Maybe I need to remember this when I grow frustrated with the progress – or apparent lack thereof – in my life. I always come back to fighting the process and longing for the results. I do live by doing, but the doing can feel slow and tedious. The doing can hit serious ditches in the road that fling me from the seat I ride in, toss me in the air with no way to navigate. I flap my wings, but I’m no bird, so I hit the ground hard. I stay prone and cry a little, secretly, into covers pulled up to my eyes so no one sees and no one knows. After all, I have my pride.
Pride. My other demon. Pride and Success laugh at me because they know I hold them in such high esteem. They know that as long as they are my goal, they will dine without me. They know to get to sit at the table with them I must take a circuitous route. A smarter tack would be for me to turn my back on those beasts who taunt me so.
So I called up Process and asked if we could have coffee. Process smiled knowingly into her end of the phone line. She’d been waiting for my invitation. She doesn’t know how hard it is for me to be her friend, to even want to be her friend. She doesn’t know that even when I want to appreciate her, others plant fear in my mind. They tell me that I may go broke. They tell me with their eyes that I am being foolish, that I am a sweet dreamer. Those looks activate my inbred fear, give life to what rests buried within, bring to the surface what I must struggle to shove down again.
Over our steaming brew I ask Process how to better embrace her. I ask her where to find Trust, a necessary companion for the journey. Process tells me that she can’t tell me, that the answer lies within her and is only accessible to me through our friendship.
For a moment I feel cheated, deprived of instant answers and the comfort of knowing. I tell Process that everyday I try to believe in myself. I try to quiet the dissenting voices of Security and Instant Gratification. I try to not need.
But I do need. And needing is hard. We live in this vast community of fractured ties.
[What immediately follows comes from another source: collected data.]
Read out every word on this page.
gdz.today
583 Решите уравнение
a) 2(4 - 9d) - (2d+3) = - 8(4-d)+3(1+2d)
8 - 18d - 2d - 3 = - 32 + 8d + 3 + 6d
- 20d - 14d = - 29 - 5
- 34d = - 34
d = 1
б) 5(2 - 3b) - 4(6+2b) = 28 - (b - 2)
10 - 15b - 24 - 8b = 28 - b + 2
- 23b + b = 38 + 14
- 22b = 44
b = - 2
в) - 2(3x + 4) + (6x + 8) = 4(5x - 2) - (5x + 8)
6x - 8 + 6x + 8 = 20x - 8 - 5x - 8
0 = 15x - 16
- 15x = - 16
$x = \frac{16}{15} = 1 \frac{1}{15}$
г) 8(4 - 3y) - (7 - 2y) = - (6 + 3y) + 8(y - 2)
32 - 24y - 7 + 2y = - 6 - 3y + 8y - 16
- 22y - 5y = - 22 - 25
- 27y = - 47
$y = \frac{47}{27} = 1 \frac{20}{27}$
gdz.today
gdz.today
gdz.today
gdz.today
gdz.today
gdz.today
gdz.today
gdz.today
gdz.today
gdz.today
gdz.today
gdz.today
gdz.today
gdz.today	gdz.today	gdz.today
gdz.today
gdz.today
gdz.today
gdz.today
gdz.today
We come together in times of real trouble, but I don’t know how much we’re there for each other when only simple questions arise, questions that may seem personal and specific. We don’t slow the way the support demands. We talk about this and we know this, but we don’t know how to climb off the treadmill. We have become addicted to our habits. We don’t know how to break loose.
Except when we do, when we pause and say, “I can do this differently.” Those are the glorious days. Those are the nights that we go to bed not exhausted but exhilarated. Those are the times we most dream of. This is when we find our true selves.
My true self needs to work hard on my relationship with Process. A casual coffee is not enough. It needs to not let you scare me with your words of concern, with your “How will you earn money now?”
“I don’t know,” I whisper gently into the wind, hoping my words will float to the land where what I say and do matters, where the images in my mind have meaning and value, where I can be me and live and flourish and appreciate Process. If I see it, perhaps it can be.